VetsFirst wants you to know that the VA has added three diseases to the list of those that are presumptively related to Agent Orange exposure. VetsFirst supports the VA in this decision and believes that future decisions must also be based on science, without additional consideration for the monetary cost.
On August 31, the VA published a final rule establishing presumptive service connection for three diseases associated with exposure to Agent Orange. The new presumptively service-connected diseases are hairy cell leukemia and other chronic B-cell leukemias, Parkinson’s disease, and ischemic heart disease. Veterans who were in Vietnam, including on the landmass or inland waterways, between January 9, 1962, and May 7, 1975, and have been diagnosed with one of these diseases will be able to establish service connection without proving their condition is related to their military service.
Veterans who applied for service-connected disability benefits related to one of these diseases and were denied on or after September 25, 1985, or who have a pending claim filed before August 31, 2010, will be eligible for retroactive benefits. A claim for one of these new presumptively service-connected diseases that was previously denied on or after September 25, 1985, should automatically be reviewed by the VA. Retroactive benefits owed to a veteran who is now deceased will be payable to a surviving spouse or other eligible survivor. Survivors and dependents may also be eligible for dependency and indemnity compensation (DIC) or other benefits. In addition, special rules may apply to previously filed death benefit claims. If you have questions regarding these rules just Ask VetsFirst.
Because of the projected fiscal impact the addition of these diseases will have on the federal budget, the payment of benefits will be delayed at least 60 days from the date of publishing while Congress reviews the rule. The VA has estimated that compensation benefits related to these diseases will cost $39.7 billion over 10 years.

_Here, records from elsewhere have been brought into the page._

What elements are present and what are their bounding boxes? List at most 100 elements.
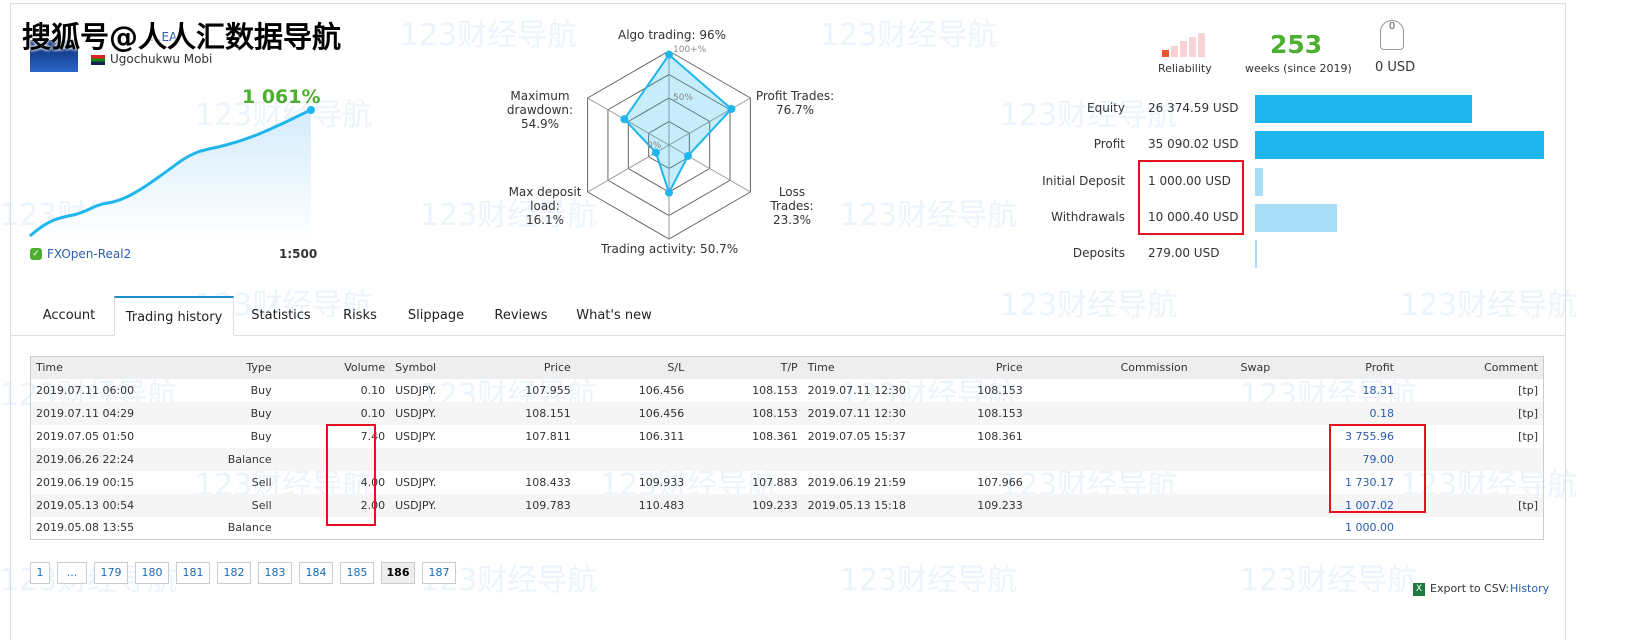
page-button[interactable]: 185 (340, 562, 374, 584)
tab-reviews[interactable]: Reviews (484, 296, 558, 336)
table-cell: 106.456 (575, 401, 690, 425)
flag-icon (91, 55, 105, 65)
column-header[interactable]: T/P (689, 356, 803, 379)
column-header[interactable]: Symbol (390, 356, 463, 379)
column-header[interactable]: Price (462, 356, 576, 379)
table-cell (689, 517, 802, 540)
stat-value: 279.00 USD (1148, 246, 1220, 260)
page-button[interactable]: 180 (135, 562, 169, 584)
column-header[interactable]: Price (914, 356, 1028, 379)
table-cell: 106.456 (638, 383, 685, 397)
watermark: 123财经导航 (840, 198, 1018, 233)
table-cell: Buy (250, 429, 272, 443)
table-cell: 0.10 (360, 383, 386, 397)
stat-label: Initial Deposit (1042, 174, 1125, 188)
tab-what-s-new[interactable]: What's new (570, 296, 658, 336)
table-cell (1192, 401, 1276, 425)
watermark: 123财经导航 (1400, 288, 1578, 323)
table-cell: USDJPY. (395, 429, 437, 443)
table-cell: USDJPY. (395, 383, 437, 397)
stat-label: Deposits (1072, 246, 1125, 260)
table-cell (462, 447, 576, 471)
table-row: 2019.07.11 06:00 Buy 0.10 USDJPY. 107.955 106… (31, 379, 1544, 402)
table-cell: 108.151 (462, 401, 576, 425)
page-button[interactable]: 179 (94, 562, 128, 584)
table-cell (1193, 471, 1276, 494)
radar-point (665, 188, 673, 197)
table-cell (575, 447, 690, 471)
table-cell: 107.955 (525, 383, 571, 397)
stat-bar (1255, 168, 1264, 196)
column-header[interactable]: Type (142, 356, 277, 379)
table-cell (1193, 379, 1276, 402)
table-cell: [tp] (1398, 401, 1544, 425)
page-button[interactable]: 184 (299, 562, 333, 584)
column-header[interactable]: Swap (1192, 356, 1276, 379)
table-row: 2019.07.11 04:29 Buy 0.10 USDJPY. 108.151 106… (30, 401, 1544, 425)
broker-link[interactable]: FXOpen-Real2 (47, 247, 131, 261)
column-header[interactable]: S/L (575, 356, 690, 379)
table-cell: 2019.07.11 12:30 (807, 383, 906, 397)
tab-slippage[interactable]: Slippage (398, 296, 474, 336)
highlight-box (326, 424, 376, 526)
watermark: 123财经导航 (820, 18, 998, 53)
table-cell: 2019.06.26 22:24 (30, 447, 143, 471)
radar-point (683, 151, 692, 160)
tab-trading-history[interactable]: Trading history (114, 296, 234, 336)
table-row: 2019.06.19 00:15 Sell 4.00 USDJPY. 108.433 10… (31, 471, 1544, 494)
radar-scale-label: 0% (647, 141, 662, 151)
table-cell (390, 517, 462, 540)
table-cell (462, 517, 575, 540)
export-label: Export to CSV: (1430, 582, 1510, 595)
table-cell (689, 447, 803, 471)
stat-bar (1255, 204, 1338, 232)
page-button[interactable]: 181 (176, 562, 210, 584)
table-cell (1027, 401, 1193, 425)
table-cell (1027, 493, 1193, 517)
tab-statistics[interactable]: Statistics (240, 296, 322, 336)
stat-bar (1255, 240, 1258, 268)
page-button[interactable]: 183 (258, 562, 292, 584)
page-button[interactable]: 187 (422, 562, 456, 584)
column-header[interactable]: Commission (1027, 356, 1193, 379)
radar-chart: 100+% 50% 0% (587, 45, 751, 240)
stat-bar (1255, 95, 1473, 123)
stat-bar (1255, 131, 1544, 159)
tab-risks[interactable]: Risks (330, 296, 390, 336)
stat-label: Withdrawals (1051, 210, 1125, 224)
radar-point (665, 50, 673, 59)
subscribers-icon: 0 (1380, 20, 1404, 50)
growth-chart (29, 106, 315, 240)
table-cell: 0.18 (1275, 401, 1399, 425)
table-cell: 1 000.00 (1345, 521, 1394, 535)
overlay-watermark-text: 搜狐号@人人汇数据导航 (22, 20, 342, 54)
column-header[interactable]: Time (802, 356, 915, 379)
table-cell: 2019.07.05 01:50 (36, 429, 135, 443)
column-header[interactable]: Profit (1275, 356, 1399, 379)
stat-label: Profit (1093, 137, 1125, 151)
export-history-link[interactable]: History (1510, 582, 1549, 595)
page-button[interactable]: ... (57, 562, 87, 584)
table-cell (1193, 425, 1276, 448)
table-cell: USDJPY. (390, 493, 463, 517)
table-cell (1028, 471, 1193, 494)
page-button[interactable]: 1 (30, 562, 50, 584)
column-header[interactable]: Time (30, 356, 143, 379)
page-button[interactable]: 186 (381, 562, 415, 584)
table-cell (914, 517, 1027, 540)
trading-history-table: Time Type Volume Symbol Price S/L T/P Time Price… (30, 356, 1544, 540)
table-row: 2019.07.05 01:50 Buy 7.40 USDJPY. 107.811 106… (31, 425, 1544, 448)
tab-account[interactable]: Account (30, 296, 108, 336)
table-cell: 2019.05.08 13:55 (36, 521, 135, 535)
column-header[interactable]: Volume (276, 356, 391, 379)
highlight-box (1138, 160, 1244, 235)
table-cell (1399, 517, 1544, 540)
table-cell: 109.783 (462, 493, 576, 517)
table-cell: 18.31 (1362, 383, 1394, 397)
radar-label-algo: Algo trading: 96% (618, 28, 727, 42)
table-cell (1028, 425, 1193, 448)
table-cell: 108.153 (977, 383, 1023, 397)
table-cell: Buy (142, 401, 277, 425)
column-header[interactable]: Comment (1398, 356, 1544, 379)
page-button[interactable]: 182 (217, 562, 251, 584)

The disease projected to have the most significant fiscal impact due to an anticipated large claims volume is ischemic heart disease. However, Congress is not expected to derail implementation beyond the 60 day review period.
The projected increase in VA benefits spending led former Senator and Republican co-chair of the President’s fiscal commission, Alan Simpson, to imply that veterans should help stem the budget deficit by sacrificing their earned benefits. Specifically, Mr. Simpson was quoted by The Associated Press as saying that, “The irony [is] that the veterans who saved this country are now, in a way, not helping us to save the country in this fiscal mess.” Mr. Simpson is an Army veteran and the former chair of the Senate Committee on Veteran’s Affairs.
Recently, some current members of the Senate Committee on Veteran’s Affairs have expressed concern about the process for determining whether a disease should be presumptively service-connected due to toxic exposure. At a committee hearing held on September 23, these members expressed interest in ensuring that sufficient medical evidence supports adding new diseases related to Agent Orange and other toxic exposures in the future.
VetsFirst believes that the process for determining whether a disease should be presumed to have been caused by exposure to a toxic substance during military service should be made without regard to cost or political factors. In the case of Agent Orange, VetsFirst supports the roles currently held by the Institute of Medicine (scientific) and the VA (reviewer) in considering whether a new disease should be considered presumptively service-connected. VetsFirst supports policies that ensure our veterans and their eligible family members receive the benefits they have earned through their service to our nation without additional sacrifice.